Signals

Get to know Signals field concepts and output data formats

What are Signals?

Signals are a unique type of field which leverage previously extracted data to derive aggregated metrics or values. Depending on the signal type, you may compute statistics of your own document data set or a shared pool of aggregated information.

Sample use-cases for signal field types include:

  • Comparing the Total on an invoice to the historical average to detect anomalies

  • Detecting document duplicates by searching for old data matching key fields

  • Computing the probability of observed fields combinations to detect potential fraud

How do I access signals?

Signals are currently available for access via private Beta.

If you'd like to get started with signals on your data, please get in touch!

They come in two forms:

Signal Types

Probability Models

Probability models compute the probability of observing the extracted field values with respect to others values present in the document. In the example below, we calculate the probability of the observed bank account details appearing for the detected Australian Business Number (ABN).

This can be a useful signal for detecting common invoice fraud where a third party replaces legitimate payment information for a known invoice issuer with their own payment details. These new details will not match historical payment information for this issuer and therefor return a low probability of being legitimate.

Sample config for computing the conditional probability of an observed value

Configuration

  • observed the set of fields being observed for probability estimates

  • conditioned the set of fields being conditioned on

Output

A float value indicating the probability P(observed|conditioned) computed from historical data.

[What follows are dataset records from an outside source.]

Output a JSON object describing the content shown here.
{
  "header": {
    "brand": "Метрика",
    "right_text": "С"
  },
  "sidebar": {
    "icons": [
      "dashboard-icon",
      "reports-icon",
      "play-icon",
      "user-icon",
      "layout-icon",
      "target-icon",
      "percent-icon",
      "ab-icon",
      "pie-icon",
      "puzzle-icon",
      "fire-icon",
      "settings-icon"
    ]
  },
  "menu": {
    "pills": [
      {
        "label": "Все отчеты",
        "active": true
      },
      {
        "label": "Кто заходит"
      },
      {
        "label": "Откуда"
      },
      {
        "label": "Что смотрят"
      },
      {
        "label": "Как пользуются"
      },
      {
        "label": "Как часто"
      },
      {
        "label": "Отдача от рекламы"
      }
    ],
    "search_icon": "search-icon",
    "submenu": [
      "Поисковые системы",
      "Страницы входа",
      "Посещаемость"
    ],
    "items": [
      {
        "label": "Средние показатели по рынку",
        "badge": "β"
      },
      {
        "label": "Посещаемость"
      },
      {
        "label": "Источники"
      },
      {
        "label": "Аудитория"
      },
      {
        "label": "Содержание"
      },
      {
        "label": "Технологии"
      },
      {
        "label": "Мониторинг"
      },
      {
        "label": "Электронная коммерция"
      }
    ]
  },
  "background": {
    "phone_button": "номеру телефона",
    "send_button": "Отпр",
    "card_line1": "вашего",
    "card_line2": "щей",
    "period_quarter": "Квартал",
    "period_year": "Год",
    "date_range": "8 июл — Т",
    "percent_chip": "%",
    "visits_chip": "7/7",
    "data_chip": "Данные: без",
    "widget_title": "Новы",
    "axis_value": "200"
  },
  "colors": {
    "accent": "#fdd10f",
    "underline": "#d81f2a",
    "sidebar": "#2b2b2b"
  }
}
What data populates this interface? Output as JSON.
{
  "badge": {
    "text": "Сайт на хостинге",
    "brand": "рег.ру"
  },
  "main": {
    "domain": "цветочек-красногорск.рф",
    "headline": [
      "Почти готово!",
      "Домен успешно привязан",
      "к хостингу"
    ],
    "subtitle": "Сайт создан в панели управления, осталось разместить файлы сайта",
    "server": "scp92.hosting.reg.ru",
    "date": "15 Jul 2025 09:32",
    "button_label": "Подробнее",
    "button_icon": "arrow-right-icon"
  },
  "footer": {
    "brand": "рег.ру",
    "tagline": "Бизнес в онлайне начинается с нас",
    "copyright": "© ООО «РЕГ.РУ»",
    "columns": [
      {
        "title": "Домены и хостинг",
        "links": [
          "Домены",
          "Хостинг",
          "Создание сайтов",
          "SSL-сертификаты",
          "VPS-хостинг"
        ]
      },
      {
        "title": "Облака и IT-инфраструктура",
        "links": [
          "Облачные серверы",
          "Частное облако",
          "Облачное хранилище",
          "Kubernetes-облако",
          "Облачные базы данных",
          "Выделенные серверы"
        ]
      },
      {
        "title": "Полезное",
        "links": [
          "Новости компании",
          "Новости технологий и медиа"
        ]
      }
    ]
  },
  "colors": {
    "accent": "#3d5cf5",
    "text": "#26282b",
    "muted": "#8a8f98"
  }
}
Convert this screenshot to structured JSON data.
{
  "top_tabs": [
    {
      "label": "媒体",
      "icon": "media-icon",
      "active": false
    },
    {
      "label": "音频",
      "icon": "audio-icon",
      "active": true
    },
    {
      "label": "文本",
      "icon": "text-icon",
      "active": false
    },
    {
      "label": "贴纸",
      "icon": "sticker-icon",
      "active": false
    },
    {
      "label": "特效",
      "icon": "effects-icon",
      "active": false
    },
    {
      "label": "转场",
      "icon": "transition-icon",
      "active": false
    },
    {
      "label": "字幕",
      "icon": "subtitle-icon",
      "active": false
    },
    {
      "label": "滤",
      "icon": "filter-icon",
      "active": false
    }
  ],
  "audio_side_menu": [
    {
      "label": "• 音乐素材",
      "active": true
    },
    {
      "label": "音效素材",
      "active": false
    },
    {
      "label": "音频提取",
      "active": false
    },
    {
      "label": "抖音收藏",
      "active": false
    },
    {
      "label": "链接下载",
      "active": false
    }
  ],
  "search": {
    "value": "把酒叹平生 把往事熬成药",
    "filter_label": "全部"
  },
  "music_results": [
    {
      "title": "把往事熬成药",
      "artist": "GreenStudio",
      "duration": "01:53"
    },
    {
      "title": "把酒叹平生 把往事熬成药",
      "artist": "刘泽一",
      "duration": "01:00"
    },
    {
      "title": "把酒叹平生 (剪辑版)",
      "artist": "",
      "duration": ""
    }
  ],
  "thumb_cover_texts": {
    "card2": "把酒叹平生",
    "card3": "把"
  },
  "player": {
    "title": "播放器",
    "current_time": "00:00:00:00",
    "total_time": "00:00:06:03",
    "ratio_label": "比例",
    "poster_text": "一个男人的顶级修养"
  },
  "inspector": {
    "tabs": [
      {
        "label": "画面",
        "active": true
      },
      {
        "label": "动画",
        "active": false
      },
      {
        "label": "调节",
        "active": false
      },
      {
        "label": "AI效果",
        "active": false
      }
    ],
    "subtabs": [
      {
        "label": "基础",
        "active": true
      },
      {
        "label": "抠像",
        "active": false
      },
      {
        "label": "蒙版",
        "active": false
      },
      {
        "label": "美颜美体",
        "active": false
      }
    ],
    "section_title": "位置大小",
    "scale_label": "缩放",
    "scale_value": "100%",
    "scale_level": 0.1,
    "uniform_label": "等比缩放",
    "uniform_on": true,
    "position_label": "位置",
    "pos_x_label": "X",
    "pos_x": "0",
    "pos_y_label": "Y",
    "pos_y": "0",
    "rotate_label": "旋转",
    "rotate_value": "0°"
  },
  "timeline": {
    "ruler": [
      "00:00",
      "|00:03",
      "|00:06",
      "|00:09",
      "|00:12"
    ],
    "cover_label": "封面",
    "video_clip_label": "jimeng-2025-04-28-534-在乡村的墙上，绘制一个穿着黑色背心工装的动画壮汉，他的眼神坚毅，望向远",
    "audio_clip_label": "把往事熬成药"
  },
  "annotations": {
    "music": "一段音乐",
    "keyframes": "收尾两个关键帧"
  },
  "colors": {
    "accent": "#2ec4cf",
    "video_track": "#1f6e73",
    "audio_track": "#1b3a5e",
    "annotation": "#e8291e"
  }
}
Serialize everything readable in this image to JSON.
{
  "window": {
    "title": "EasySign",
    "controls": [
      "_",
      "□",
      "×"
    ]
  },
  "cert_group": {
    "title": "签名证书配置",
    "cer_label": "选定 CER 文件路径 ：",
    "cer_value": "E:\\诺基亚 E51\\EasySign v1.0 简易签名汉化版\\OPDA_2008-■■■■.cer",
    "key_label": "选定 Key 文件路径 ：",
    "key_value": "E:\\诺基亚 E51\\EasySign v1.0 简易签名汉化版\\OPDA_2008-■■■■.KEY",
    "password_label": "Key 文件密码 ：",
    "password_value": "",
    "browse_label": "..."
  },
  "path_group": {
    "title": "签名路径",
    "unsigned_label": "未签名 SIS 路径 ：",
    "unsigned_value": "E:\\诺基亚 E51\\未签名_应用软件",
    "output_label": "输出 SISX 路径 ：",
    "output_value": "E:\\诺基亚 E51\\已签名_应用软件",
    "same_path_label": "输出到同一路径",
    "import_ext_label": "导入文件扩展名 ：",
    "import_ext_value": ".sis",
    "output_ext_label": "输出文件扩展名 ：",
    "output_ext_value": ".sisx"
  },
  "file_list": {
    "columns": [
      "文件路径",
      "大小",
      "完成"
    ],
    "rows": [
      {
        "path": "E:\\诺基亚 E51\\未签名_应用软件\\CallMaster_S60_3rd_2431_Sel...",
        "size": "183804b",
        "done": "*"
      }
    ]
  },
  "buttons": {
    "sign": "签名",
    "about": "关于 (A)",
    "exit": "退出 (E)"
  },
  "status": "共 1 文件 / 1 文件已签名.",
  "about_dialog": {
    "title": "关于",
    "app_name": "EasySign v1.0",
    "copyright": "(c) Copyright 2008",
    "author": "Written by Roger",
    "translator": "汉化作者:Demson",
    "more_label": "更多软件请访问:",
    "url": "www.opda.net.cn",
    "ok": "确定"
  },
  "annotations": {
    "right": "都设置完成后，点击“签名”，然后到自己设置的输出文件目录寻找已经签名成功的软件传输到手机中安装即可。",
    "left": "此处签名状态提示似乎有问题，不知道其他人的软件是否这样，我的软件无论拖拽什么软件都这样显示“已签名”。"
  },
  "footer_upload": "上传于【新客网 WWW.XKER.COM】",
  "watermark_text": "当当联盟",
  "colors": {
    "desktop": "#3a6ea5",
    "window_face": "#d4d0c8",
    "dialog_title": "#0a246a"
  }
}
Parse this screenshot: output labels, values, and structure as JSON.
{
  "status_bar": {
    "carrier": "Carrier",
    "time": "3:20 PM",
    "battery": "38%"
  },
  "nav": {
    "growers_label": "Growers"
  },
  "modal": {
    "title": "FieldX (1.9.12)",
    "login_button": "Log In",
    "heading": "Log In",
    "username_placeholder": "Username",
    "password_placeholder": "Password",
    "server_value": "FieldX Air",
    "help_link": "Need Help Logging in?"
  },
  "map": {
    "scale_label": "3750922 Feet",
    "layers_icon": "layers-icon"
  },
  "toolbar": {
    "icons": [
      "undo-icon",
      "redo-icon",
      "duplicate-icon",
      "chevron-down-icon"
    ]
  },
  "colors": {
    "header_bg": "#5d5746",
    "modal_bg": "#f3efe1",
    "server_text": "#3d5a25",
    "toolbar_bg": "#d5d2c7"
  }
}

Field confidence for probability models is correlated with the size of the document dataset being searched. More source data yields higher-confidence probability estimates.

Document Match

Document match models dynamically search and match previously uploaded documents based on values extracted on a query document. This can be used to power a 3-way match of invoice to purchase and delivery documentation; or in the example below, to detect near-duplicates such and avoid the invoice being processed multiple times:

Sample configuration to match documents by reference number and date

Configuration

  • fields a list of field IDs o match against

  • exact boolean value indicating whether to use fuzzy or exact value matching

Document match searches all previously uploaded documents where the match fields have been extracted.

Output

A list of documentreference values. One for each matched document.

For example:

[
{
"file_id": "aaaaaa-bbbbb-..."
},
{
"file_id": "cccccc-ddddd-..."
}
...
]

Statistics

Statistical signals return basic metrics for numerical field values with respect to historical data. This can be used for data analysis and benchmarking of extractions against historical values or market data precedents.

For example, configuring a value statistic signal over the invoice.total field, you may asses the percentile_rank of the Total on an invoice and use this in combination with field conditions to dynamically flag invoices with unusually high values (e.g. 99th percentile) for human review.

Sample configuration to extract field value statistics for the invoice.total field

Configuration

  • source the field identifier to compute historical metrics for. Only fields with numerical data types are accepted.

Output

A dictionary containing descriptive metrics including:

  • min the minimum observed value of this field in previously extracted data

  • max the maximum observed value of this field in previously extracted data

  • avg the average or mean observed value for this field in previously extracted data

  • variance the numerical variance of this field in previously extracted data

  • percentile_rank the percentile rank of the observed value observed with respect to previously extracted data

{
"min": -594.30,
"max": 275474.84,
"avg": 1961.09,
"variance": 5829136.35,
"percentile_rank": 70.21478
}